To illustrate this ideas of client-centered therapy, Erickson once told his story to an assembled group of psychiatrists:
I was returning from high school one day and a runaway horse with a bridle sped past a group of us into a farmer’s yard looking for a drink of water. The farmer didn’t recognize it so I jumped up to the horse’s back, took hold of the reins and said “Giddy-up” and headed for the highway. I knew the horse would take me in the right direction. I didn’t know what the right direction was. And the horse trotted and galloped along. Now and then he would forget he was on a highway and would stray off into a field. So I would pull on him a bit and call his attention to the fact that the highway was where he was supposed to be. And finally about four miles from where I had boarded him he turned into a farmyard and the farmer said, “So that’s how the critter came back. Where did you find him?” I said, “about four miles from here.” “How did you know he should come here?” I said, “I didn’t know”, the horse knew. All I did was keep his attention on the road. I think that Is how you do psychotherapy.

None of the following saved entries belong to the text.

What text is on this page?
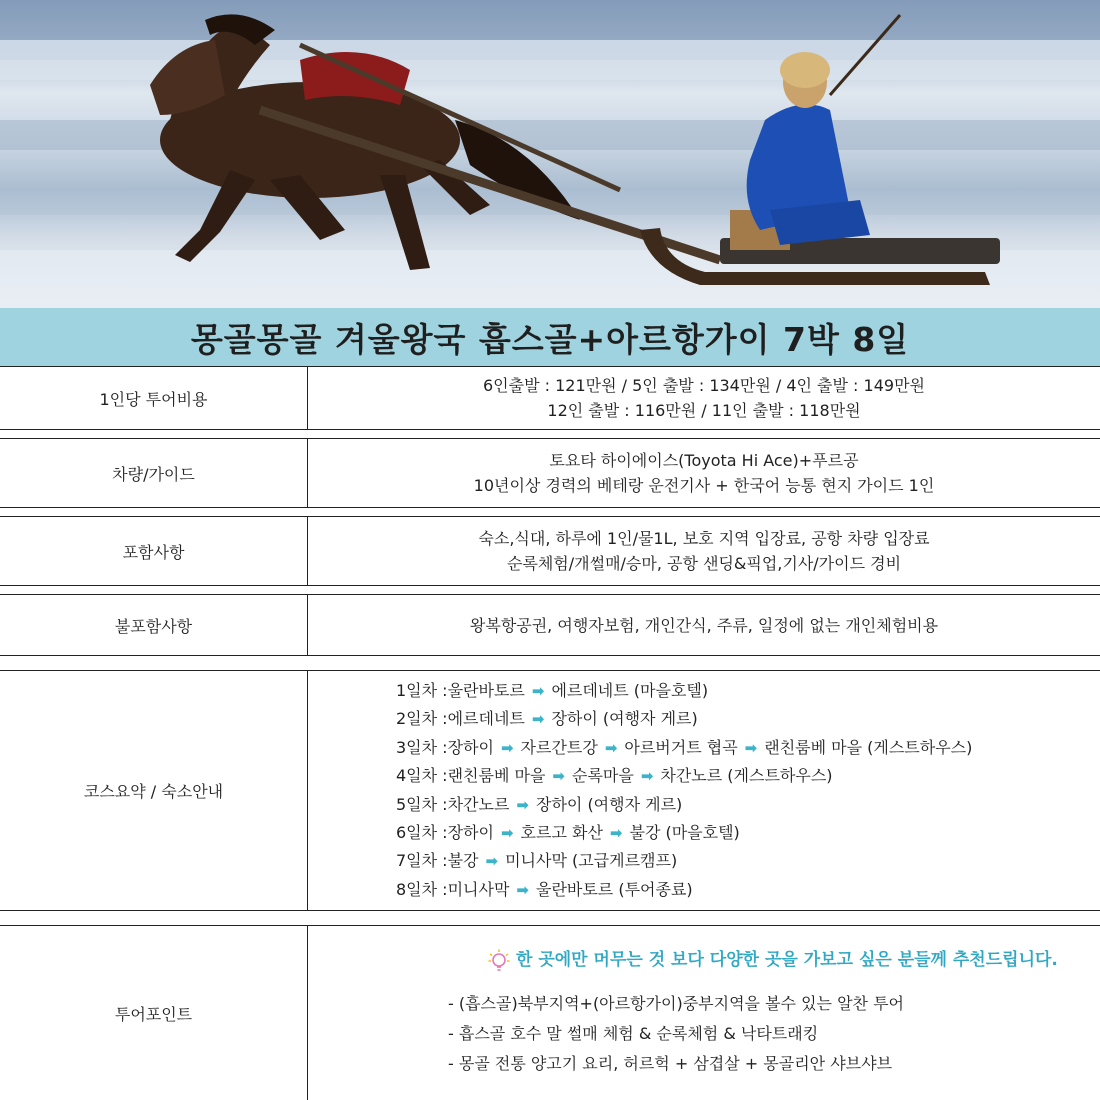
몽골몽골 겨울왕국 흡스골+아르항가이 7박 8일
1인당 투어비용
6인출발 : 121만원 / 5인 출발 : 134만원 / 4인 출발 : 149만원
12인 출발 : 116만원 / 11인 출발 : 118만원
차량/가이드
토요타 하이에이스(Toyota Hi Ace)+푸르공
10년이상 경력의 베테랑 운전기사 + 한국어 능통 현지 가이드 1인
포함사항
숙소,식대, 하루에 1인/물1L, 보호 지역 입장료, 공항 차량 입장료
순록체험/개썰매/승마, 공항 샌딩&픽업,기사/가이드 경비
불포함사항	왕복항공권, 여행자보험, 개인간식, 주류, 일정에 없는 개인체험비용
코스요약 / 숙소안내
1일차 : 울란바토르 ➡ 에르데네트 (마을호텔)
2일차 : 에르데네트 ➡ 장하이 (여행자 게르)
3일차 : 장하이 ➡ 자르간트강 ➡ 아르버거트 협곡 ➡ 랜친룸베 마을 (게스트하우스)
4일차 : 랜친룸베 마을 ➡ 순록마을 ➡ 차간노르 (게스트하우스)
5일차 : 차간노르 ➡ 장하이 (여행자 게르)
6일차 : 장하이 ➡ 호르고 화산 ➡ 불강 (마을호텔)
7일차 : 불강 ➡ 미니사막 (고급게르캠프)
8일차 : 미니사막 ➡ 울란바토르 (투어종료)
투어포인트
한 곳에만 머무는 것 보다 다양한 곳을 가보고 싶은 분들께 추천드립니다.
- (흡스골)북부지역+(아르항가이)중부지역을 볼수 있는 알찬 투어
- 흡스골 호수 말 썰매 체험 & 순록체험 & 낙타트래킹
- 몽골 전통 양고기 요리, 허르헉 + 삼겹살 + 몽골리안 샤브샤브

Often, Erickson didn’t use formal trace induction. Instead he told stories that had a deeper meaning. Sometimes that meaning was clear; most times it was not. At least not to the person’s conscious mind. For example, a twelve-year old boy was brought in to see Erickson about bedwetting. Erickson dismissed his parents and began talking to the boy about other topics, avoiding a direct discussion about bedwetting altogether. Upon learning that the boy played baseball and his brother football, Erickson elaborated on the fine muscle coordination it takes to play baseball, compared to the uncoordinated muscle skills used in football. The boy listened raptly as Erickson described in fine detail all the muscle adjustments his body automatically makes in order to position him underneath the ball and catch it: the glove has to be opened at just the right moment and clamped down again at just the right moment. When transferring the ball to another hand, the same kind of fine muscle control is needed. Then, when throwing the ball to the infield, if one lets go too soon, it doesn’t go where on wants it to go. Likewise letting go too late leads to an undesired outcome and consequently to frustration. Erickson explained that letting go just at the right time gets it to go where one wants it to go, and that constitutes success in baseball. Therapy with this young man consisted of four session that included talks about other sports, boy scouts, and muscles. But bedwetting was not discussed, and “formal hypnosis” was not conducted. The boy’s bedwetting disappeared soon thereafter.
And what could you expect if you decided to go to an Ericksonian hypnotherapist today? Hard to specify. In much the same way that Erickson treated every patient on a very individual basis, there are as many approaches to the continuation of his work as there are followers of it.
There is a joke that kind of sums it up: “How many Ericksonian hypnotherapists does it take to change a light bulb?” Answer: “Seventeen. One to change the bulb and sixteen to argue how Milton would have done it.”